The simplest explanation, a sudden increase in workers' laziness, is unlikely. There are several alternatives.
Genuine decline in efficiency. The sharp recession and slow recovery have cut into capital investment and worker training, the main sources of productivity. The problem with this theory is that industrial and human capital are run down slowly, while productivity fell quickly.
Cyclical adjustment. Many of the new jobs are part-time. That reduces measured productivity, but this employment shift isn't large enough to explain all the output-headcount discrepancy. More speculatively, employers may be keeping some idle workers on the payroll, because it's so expensive to train new workers when business picks up.
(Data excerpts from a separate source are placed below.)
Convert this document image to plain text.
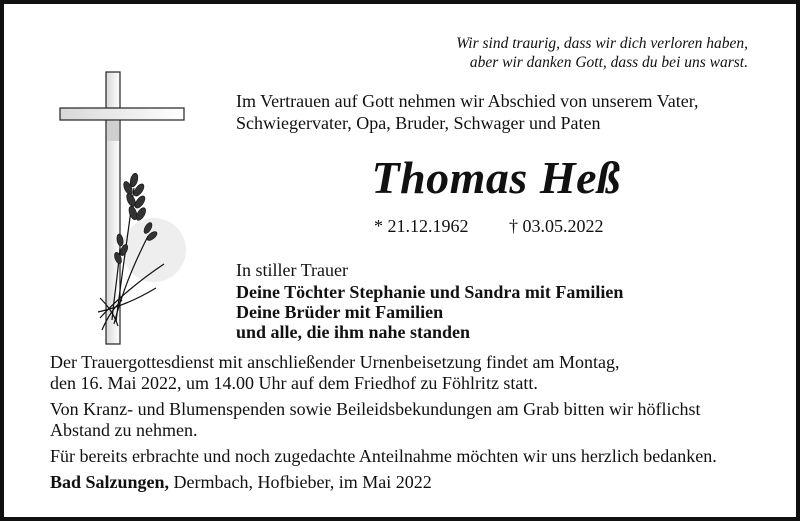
Wir sind traurig, dass wir dich verloren haben,
aber wir danken Gott, dass du bei uns warst.
Im Vertrauen auf Gott nehmen wir Abschied von unserem Vater,
Schwiegervater, Opa, Bruder, Schwager und Paten
Thomas Heß
* 21.12.1962 † 03.05.2022
In stiller Trauer
Deine Töchter Stephanie und Sandra mit Familien
Deine Brüder mit Familien
und alle, die ihm nahe standen

Der Trauergottesdienst mit anschließender Urnenbeisetzung findet am Montag,
den 16. Mai 2022, um 14.00 Uhr auf dem Friedhof zu Föhlritz statt.

Von Kranz- und Blumenspenden sowie Beileidsbekundungen am Grab bitten wir höflichst
Abstand zu nehmen.

Für bereits erbrachte und noch zugedachte Anteilnahme möchten wir uns herzlich bedanken.

Bad Salzungen, Dermbach, Hofbieber, im Mai 2022
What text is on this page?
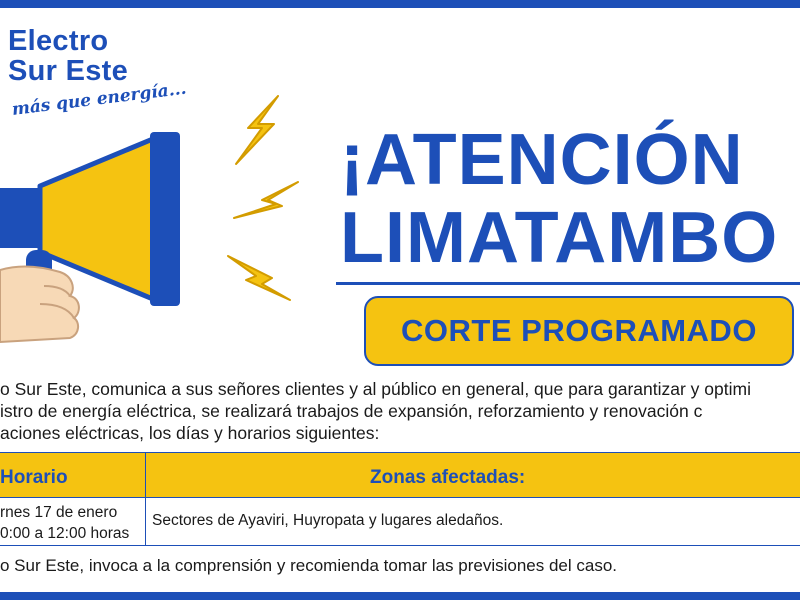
Electro
Sur Este
más que energía...
¡ATENCIÓN
LIMATAMBO
CORTE PROGRAMADO
o Sur Este, comunica a sus señores clientes y al público en general, que para garantizar y optimi
istro de energía eléctrica, se realizará trabajos de expansión, reforzamiento y renovación c
aciones eléctricas, los días y horarios siguientes:
Horario	Zonas afectadas:
rnes 17 de enero
0:00 a 12:00 horas
Sectores de Ayaviri, Huyropata y lugares aledaños.
o Sur Este, invoca a la comprensión y recomienda tomar las previsiones del caso.
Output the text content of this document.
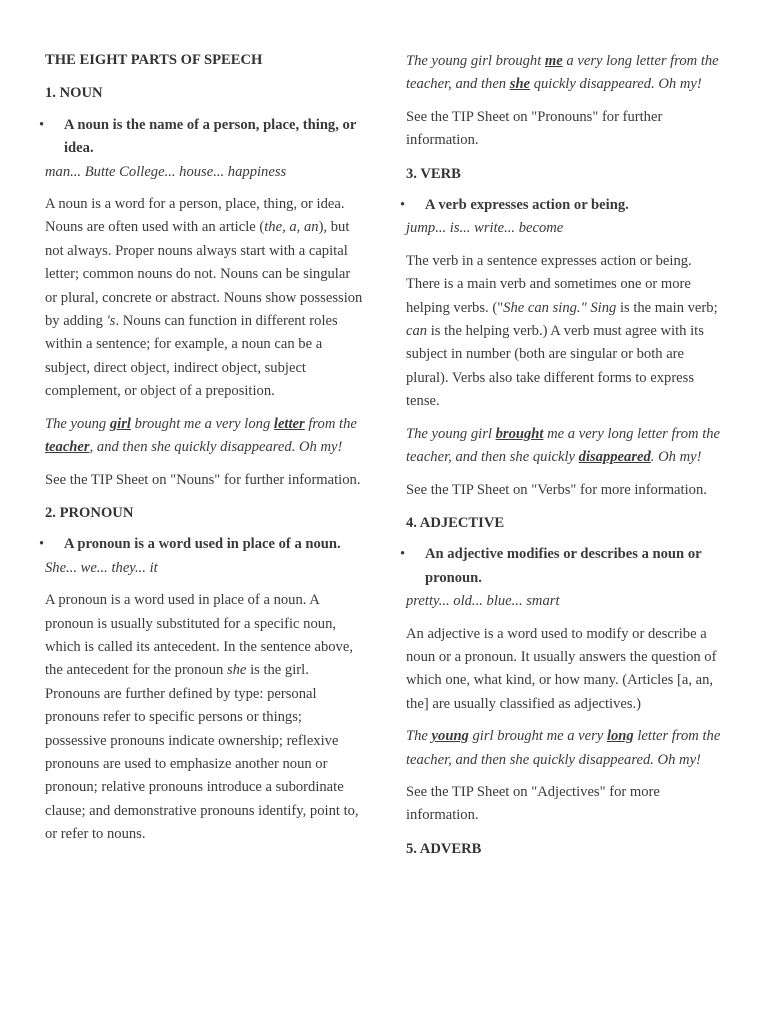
THE EIGHT PARTS OF SPEECH
1. NOUN
• A noun is the name of a person, place, thing, or idea.

man... Butte College... house... happiness

A noun is a word for a person, place, thing, or idea. Nouns are often used with an article (the, a, an), but not always. Proper nouns always start with a capital letter; common nouns do not. Nouns can be singular or plural, concrete or abstract. Nouns show possession by adding 's. Nouns can function in different roles within a sentence; for example, a noun can be a subject, direct object, indirect object, subject complement, or object of a preposition.

The young girl brought me a very long letter from the teacher, and then she quickly disappeared. Oh my!

See the TIP Sheet on "Nouns" for further information.

2. PRONOUN
• A pronoun is a word used in place of a noun.

She... we... they... it

A pronoun is a word used in place of a noun. A pronoun is usually substituted for a specific noun, which is called its antecedent. In the sentence above, the antecedent for the pronoun she is the girl. Pronouns are further defined by type: personal pronouns refer to specific persons or things; possessive pronouns indicate ownership; reflexive pronouns are used to emphasize another noun or pronoun; relative pronouns introduce a subordinate clause; and demonstrative pronouns identify, point to, or refer to nouns.

The young girl brought me a very long letter from the teacher, and then she quickly disappeared. Oh my!

See the TIP Sheet on "Pronouns" for further information.

3. VERB
• A verb expresses action or being.

jump... is... write... become

The verb in a sentence expresses action or being. There is a main verb and sometimes one or more helping verbs. ("She can sing." Sing is the main verb; can is the helping verb.) A verb must agree with its subject in number (both are singular or both are plural). Verbs also take different forms to express tense.

The young girl brought me a very long letter from the teacher, and then she quickly disappeared. Oh my!

See the TIP Sheet on "Verbs" for more information.

4. ADJECTIVE
• An adjective modifies or describes a noun or pronoun.

pretty... old... blue... smart

An adjective is a word used to modify or describe a noun or a pronoun. It usually answers the question of which one, what kind, or how many. (Articles [a, an, the] are usually classified as adjectives.)

The young girl brought me a very long letter from the teacher, and then she quickly disappeared. Oh my!

See the TIP Sheet on "Adjectives" for more information.

5. ADVERB
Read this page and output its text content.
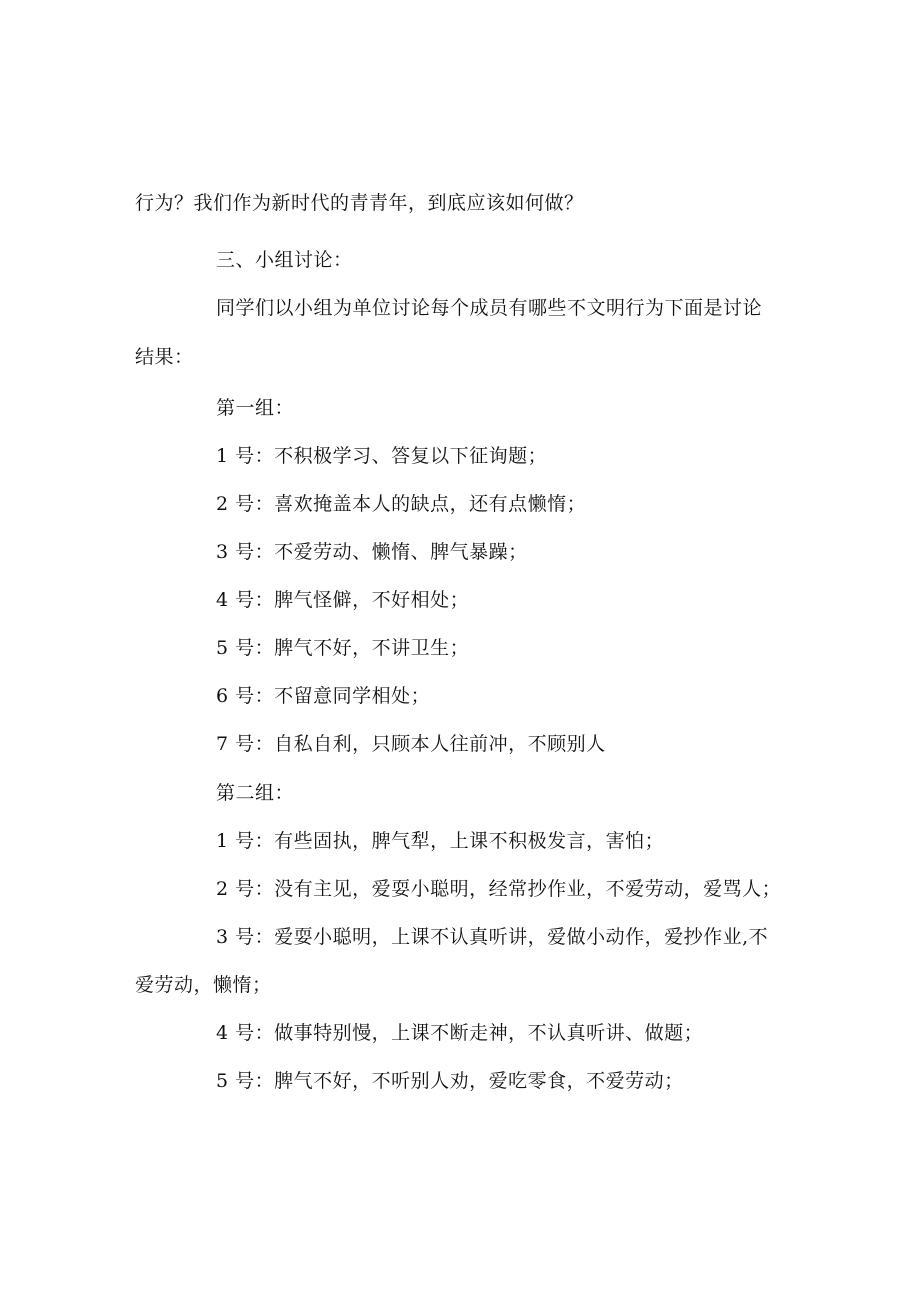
行为？我们作为新时代的青青年，到底应该如何做？
三、小组讨论：
同学们以小组为单位讨论每个成员有哪些不文明行为下面是讨论
结果：
第一组：
1 号：不积极学习、答复以下征询题；
2 号：喜欢掩盖本人的缺点，还有点懒惰；
3 号：不爱劳动、懒惰、脾气暴躁；
4 号：脾气怪僻，不好相处；
5 号：脾气不好，不讲卫生；
6 号：不留意同学相处；
7 号：自私自利，只顾本人往前冲，不顾别人
第二组：
1 号：有些固执，脾气犁，上课不积极发言，害怕；
2 号：没有主见，爱耍小聪明，经常抄作业，不爱劳动，爱骂人；
3 号：爱耍小聪明，上课不认真听讲，爱做小动作，爱抄作业,不
爱劳动，懒惰；
4 号：做事特别慢，上课不断走神，不认真听讲、做题；
5 号：脾气不好，不听别人劝，爱吃零食，不爱劳动；
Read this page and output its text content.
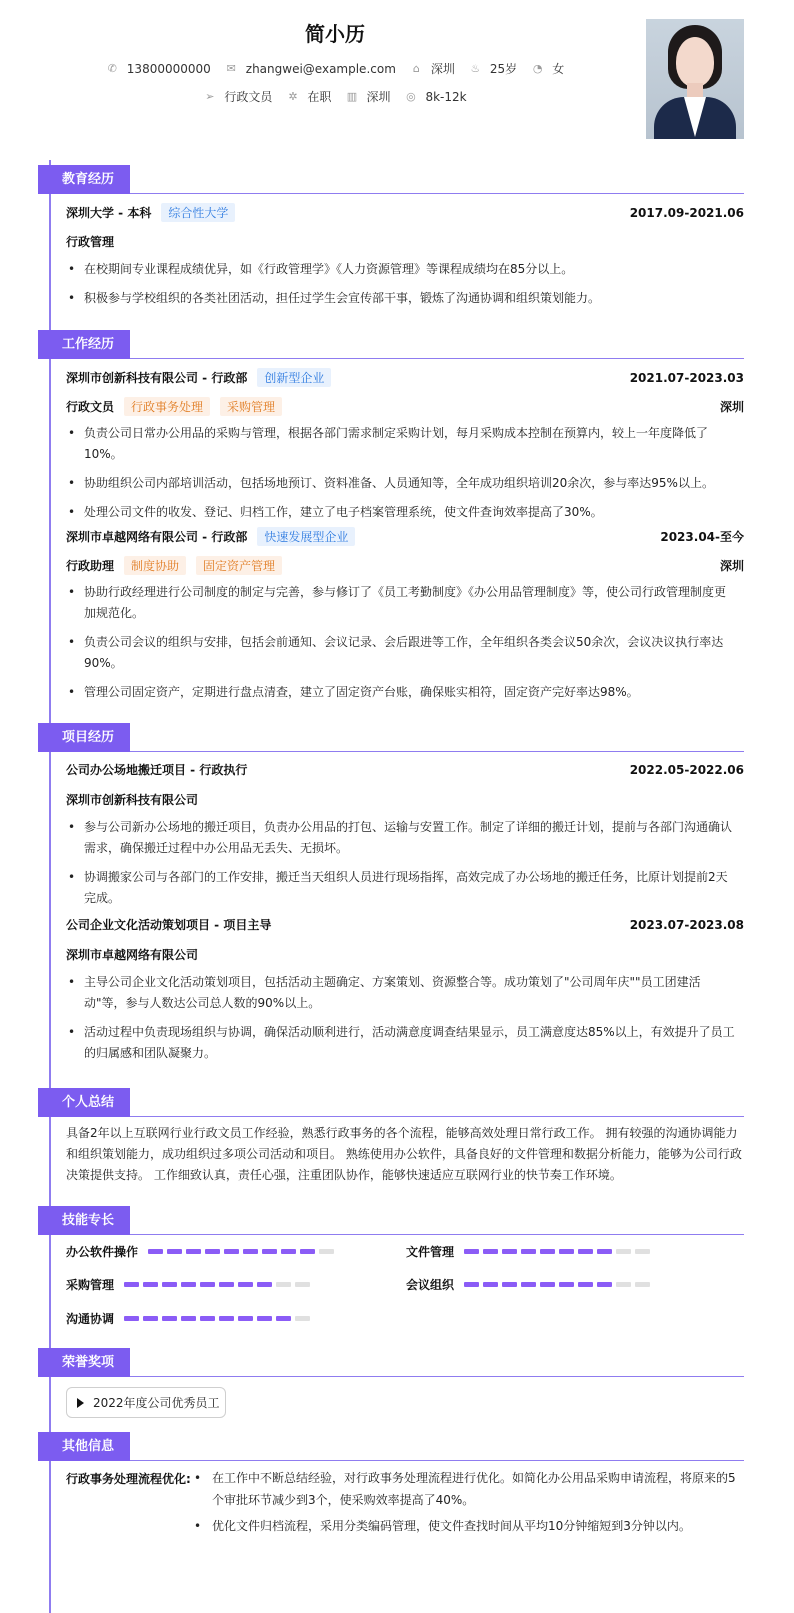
简小历
✆ 13800000000 ✉ zhangwei@example.com ⌂ 深圳 ♨ 25岁 ◔ 女
➢ 行政文员 ✲ 在职 ▥ 深圳 ◎ 8k-12k
教育经历
深圳大学 - 本科	综合性大学	2017.09-2021.06
行政管理
• 在校期间专业课程成绩优异，如《行政管理学》《人力资源管理》等课程成绩均在85分以上。
• 积极参与学校组织的各类社团活动，担任过学生会宣传部干事，锻炼了沟通协调和组织策划能力。
工作经历
深圳市创新科技有限公司 - 行政部	创新型企业	2021.07-2023.03
行政文员	行政事务处理	采购管理	深圳
• 负责公司日常办公用品的采购与管理，根据各部门需求制定采购计划，每月采购成本控制在预算内，较上一年度降低了10%。
• 协助组织公司内部培训活动，包括场地预订、资料准备、人员通知等，全年成功组织培训20余次，参与率达95%以上。
• 处理公司文件的收发、登记、归档工作，建立了电子档案管理系统，使文件查询效率提高了30%。
深圳市卓越网络有限公司 - 行政部	快速发展型企业	2023.04-至今
行政助理	制度协助	固定资产管理	深圳
• 协助行政经理进行公司制度的制定与完善，参与修订了《员工考勤制度》《办公用品管理制度》等，使公司行政管理制度更加规范化。
• 负责公司会议的组织与安排，包括会前通知、会议记录、会后跟进等工作，全年组织各类会议50余次，会议决议执行率达90%。
• 管理公司固定资产，定期进行盘点清查，建立了固定资产台账，确保账实相符，固定资产完好率达98%。
项目经历
公司办公场地搬迁项目 - 行政执行	2022.05-2022.06
深圳市创新科技有限公司
• 参与公司新办公场地的搬迁项目，负责办公用品的打包、运输与安置工作。制定了详细的搬迁计划，提前与各部门沟通确认需求，确保搬迁过程中办公用品无丢失、无损坏。
• 协调搬家公司与各部门的工作安排，搬迁当天组织人员进行现场指挥，高效完成了办公场地的搬迁任务，比原计划提前2天完成。
公司企业文化活动策划项目 - 项目主导	2023.07-2023.08
深圳市卓越网络有限公司
• 主导公司企业文化活动策划项目，包括活动主题确定、方案策划、资源整合等。成功策划了"公司周年庆""员工团建活动"等，参与人数达公司总人数的90%以上。
• 活动过程中负责现场组织与协调，确保活动顺利进行，活动满意度调查结果显示，员工满意度达85%以上，有效提升了员工的归属感和团队凝聚力。
个人总结
具备2年以上互联网行业行政文员工作经验，熟悉行政事务的各个流程，能够高效处理日常行政工作。 拥有较强的沟通协调能力和组织策划能力，成功组织过多项公司活动和项目。 熟练使用办公软件，具备良好的文件管理和数据分析能力，能够为公司行政决策提供支持。 工作细致认真，责任心强，注重团队协作，能够快速适应互联网行业的快节奏工作环境。
技能专长
办公软件操作	文件管理
采购管理	会议组织
沟通协调
荣誉奖项
2022年度公司优秀员工
其他信息
行政事务处理流程优化:
•	在工作中不断总结经验，对行政事务处理流程进行优化。如简化办公用品采购申请流程，将原来的5个审批环节减少到3个，使采购效率提高了40%。
• 优化文件归档流程，采用分类编码管理，使文件查找时间从平均10分钟缩短到3分钟以内。
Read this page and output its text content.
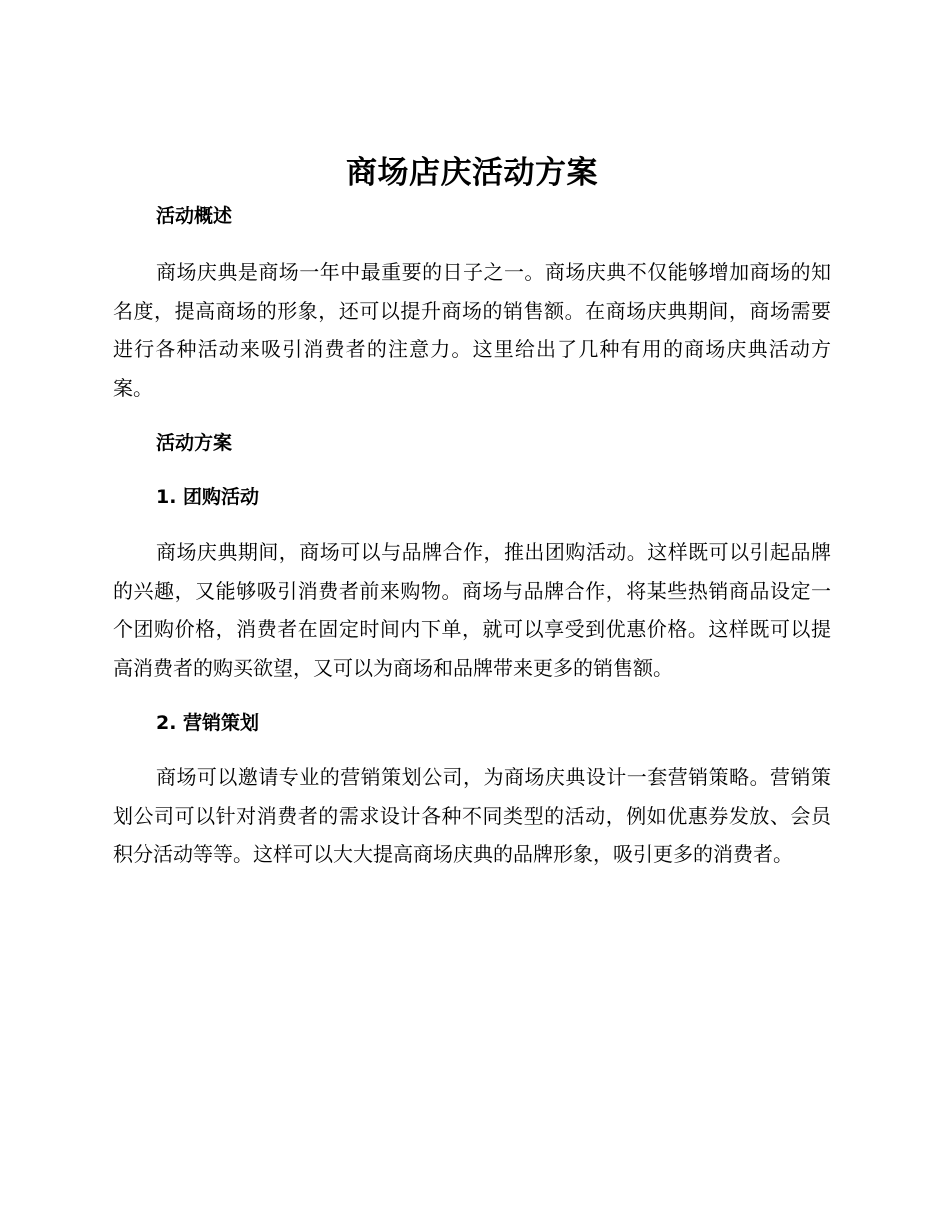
商场店庆活动方案
活动概述

商场庆典是商场一年中最重要的日子之一。商场庆典不仅能够增加商场的知名度，提高商场的形象，还可以提升商场的销售额。在商场庆典期间，商场需要进行各种活动来吸引消费者的注意力。这里给出了几种有用的商场庆典活动方案。

活动方案
1. 团购活动

商场庆典期间，商场可以与品牌合作，推出团购活动。这样既可以引起品牌的兴趣，又能够吸引消费者前来购物。商场与品牌合作，将某些热销商品设定一个团购价格，消费者在固定时间内下单，就可以享受到优惠价格。这样既可以提高消费者的购买欲望，又可以为商场和品牌带来更多的销售额。

2. 营销策划

商场可以邀请专业的营销策划公司，为商场庆典设计一套营销策略。营销策划公司可以针对消费者的需求设计各种不同类型的活动，例如优惠券发放、会员积分活动等等。这样可以大大提高商场庆典的品牌形象，吸引更多的消费者。
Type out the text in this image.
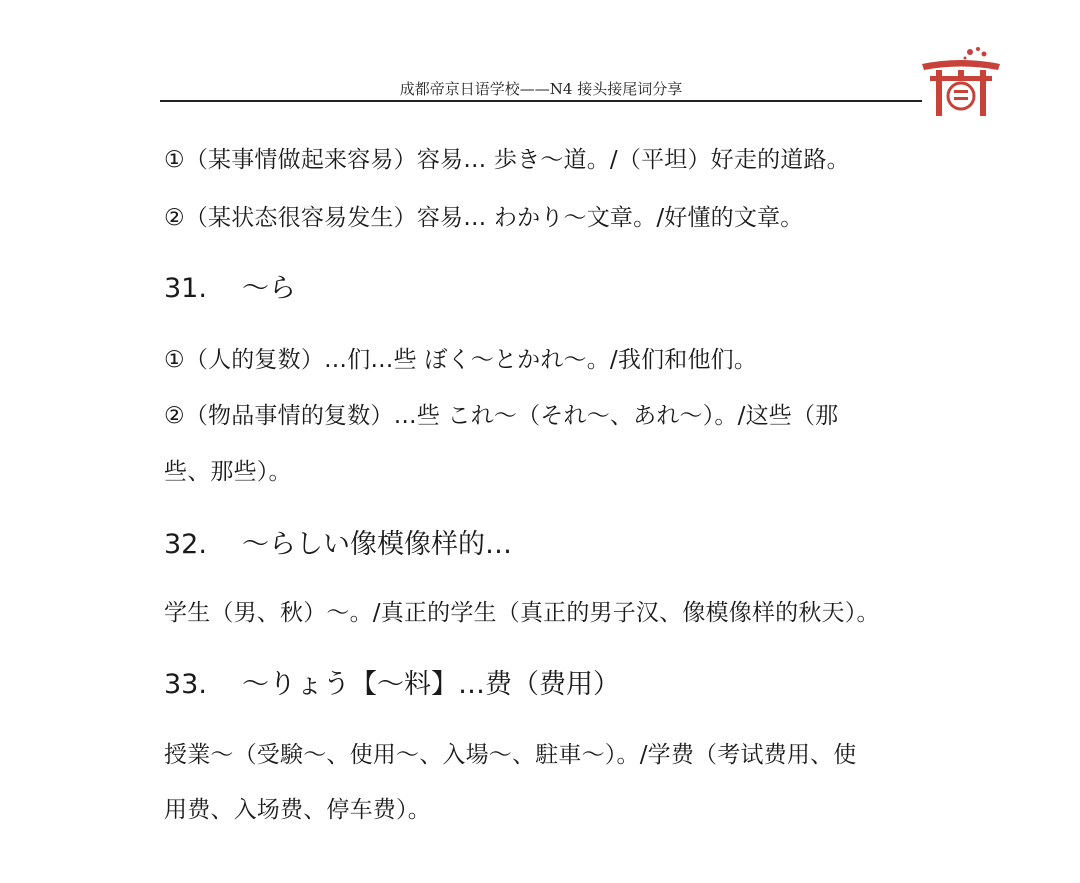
成都帝京日语学校——N4 接头接尾词分享
①（某事情做起来容易）容易… 歩き〜道。/（平坦）好走的道路。
②（某状态很容易发生）容易… わかり〜文章。/好懂的文章。
31. 〜ら
①（人的复数）…们…些 ぼく〜とかれ〜。/我们和他们。
②（物品事情的复数）…些 これ〜（それ〜、あれ〜）。/这些（那
些、那些）。
32. 〜らしい像模像样的…
学生（男、秋）〜。/真正的学生（真正的男子汉、像模像样的秋天）。
33. 〜りょう【〜料】…费（费用）
授業〜（受験〜、使用〜、入場〜、駐車〜）。/学费（考试费用、使
用费、入场费、停车费）。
Such hoarding is easy to talk about, but hard to find.
Sector shifts. The "finance and insurance" sector accounts for 10 per cent of British GDP, but less than 4 per cent of employment. The relatively bad performance of these businesses has more effect on output than the relatively few jobs lost in central government, which accounts for about 5 per cent of U.K. GDP and 6 per cent of the labour force. Statistics on output by sector do partly support this explanation, but on their own are not sufficient to explain all of the puzzle.
Statistical artifact. When in doubt, doubt the statistics. Perhaps there has not really been a fall in productivity, because GDP measures are too low now, or were too high before. And the employment count may miss changes in illegal jobs. This explanation is sensible, but insufficient.
There are probably many reasons for the productivity decline. But one response is certainly justified: pleasure that at least one British economic indicator is in good shape.